To earn a little more,
he switched to hauling ice to downtown Fort Smith businesses. He
had to be at work at 4 a.m. to hitch up a mule team and start his
route. At each stop he toted 50-pound blocks up endless flights
of stairs.
She laughs now when
she remembers having to wash his one and only pair of socks every
night, so he'd have clean socks the next day. Except for breakfast,
which she made for him at 3 a.m. daily, the only thing she could
cook was butter beans. Blue Eyes, who will cheerfully eat most anything,
still just shakes his head at the memory of how sick he was of butter
beans before she finally learned to make other dishes and become
a great cook.
Their first parsonage
had no inside plumbing and a coal-burning stove that barely heated
one room of the house. Their last parsonage, which they bought after
he retired from the ministry in 1990, was destroyed by a tornado.
But they built a new house on the same property and live there today.
So what's their secret
of staying in love, through thick and thin, for more than 60 years?

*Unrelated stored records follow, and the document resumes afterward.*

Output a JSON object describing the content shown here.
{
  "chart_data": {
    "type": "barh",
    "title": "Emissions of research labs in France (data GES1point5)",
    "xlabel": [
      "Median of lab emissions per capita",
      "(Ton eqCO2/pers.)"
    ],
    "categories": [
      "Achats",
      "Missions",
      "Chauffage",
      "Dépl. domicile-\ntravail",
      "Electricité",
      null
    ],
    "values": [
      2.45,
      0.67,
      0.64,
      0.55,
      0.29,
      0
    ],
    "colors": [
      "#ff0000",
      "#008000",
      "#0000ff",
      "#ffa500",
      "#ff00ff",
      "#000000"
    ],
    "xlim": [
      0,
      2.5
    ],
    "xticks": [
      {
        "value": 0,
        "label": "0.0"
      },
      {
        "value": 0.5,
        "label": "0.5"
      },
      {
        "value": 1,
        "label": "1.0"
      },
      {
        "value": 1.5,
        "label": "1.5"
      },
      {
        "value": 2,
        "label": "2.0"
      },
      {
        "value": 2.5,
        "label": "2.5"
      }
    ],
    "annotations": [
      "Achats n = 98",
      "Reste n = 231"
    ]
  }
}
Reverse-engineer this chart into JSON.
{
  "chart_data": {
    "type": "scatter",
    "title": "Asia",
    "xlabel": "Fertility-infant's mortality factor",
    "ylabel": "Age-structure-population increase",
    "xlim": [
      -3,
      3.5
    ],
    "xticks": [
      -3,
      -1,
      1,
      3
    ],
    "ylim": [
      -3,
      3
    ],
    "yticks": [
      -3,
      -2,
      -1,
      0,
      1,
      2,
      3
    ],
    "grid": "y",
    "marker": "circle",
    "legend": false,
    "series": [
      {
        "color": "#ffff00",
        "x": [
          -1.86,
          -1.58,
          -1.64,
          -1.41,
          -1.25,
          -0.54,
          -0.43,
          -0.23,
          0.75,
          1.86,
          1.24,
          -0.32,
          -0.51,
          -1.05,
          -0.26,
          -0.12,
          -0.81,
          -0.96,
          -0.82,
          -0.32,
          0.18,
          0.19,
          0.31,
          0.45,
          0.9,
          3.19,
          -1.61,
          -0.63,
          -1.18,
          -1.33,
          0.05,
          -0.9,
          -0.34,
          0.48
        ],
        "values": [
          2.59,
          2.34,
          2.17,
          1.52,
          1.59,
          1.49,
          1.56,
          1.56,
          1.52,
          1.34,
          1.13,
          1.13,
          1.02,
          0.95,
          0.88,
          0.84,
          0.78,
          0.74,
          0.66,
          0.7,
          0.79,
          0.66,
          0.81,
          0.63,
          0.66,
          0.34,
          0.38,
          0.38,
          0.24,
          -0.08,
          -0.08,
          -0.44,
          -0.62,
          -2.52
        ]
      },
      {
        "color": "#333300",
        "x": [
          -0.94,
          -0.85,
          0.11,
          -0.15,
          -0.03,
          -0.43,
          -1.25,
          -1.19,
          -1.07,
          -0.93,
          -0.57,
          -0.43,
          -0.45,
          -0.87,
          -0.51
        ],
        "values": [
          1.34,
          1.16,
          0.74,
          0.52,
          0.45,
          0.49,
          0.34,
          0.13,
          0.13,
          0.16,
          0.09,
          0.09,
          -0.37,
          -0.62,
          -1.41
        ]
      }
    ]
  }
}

The Bible is the best manual available for advice on love and marriage,
they agree. Never go to bed mad at each other, she says. Keep the
vows you promised to keep when you got married, he says. Too many
couples now give up too easily on each other, and don't take the
vows they made at their wedding seriously.
Always remember why
you loved each other in the first place and that "love at first
sight" can last, she adds. "I knew the first time I met
your dad I'd never love anyone else, and I never have."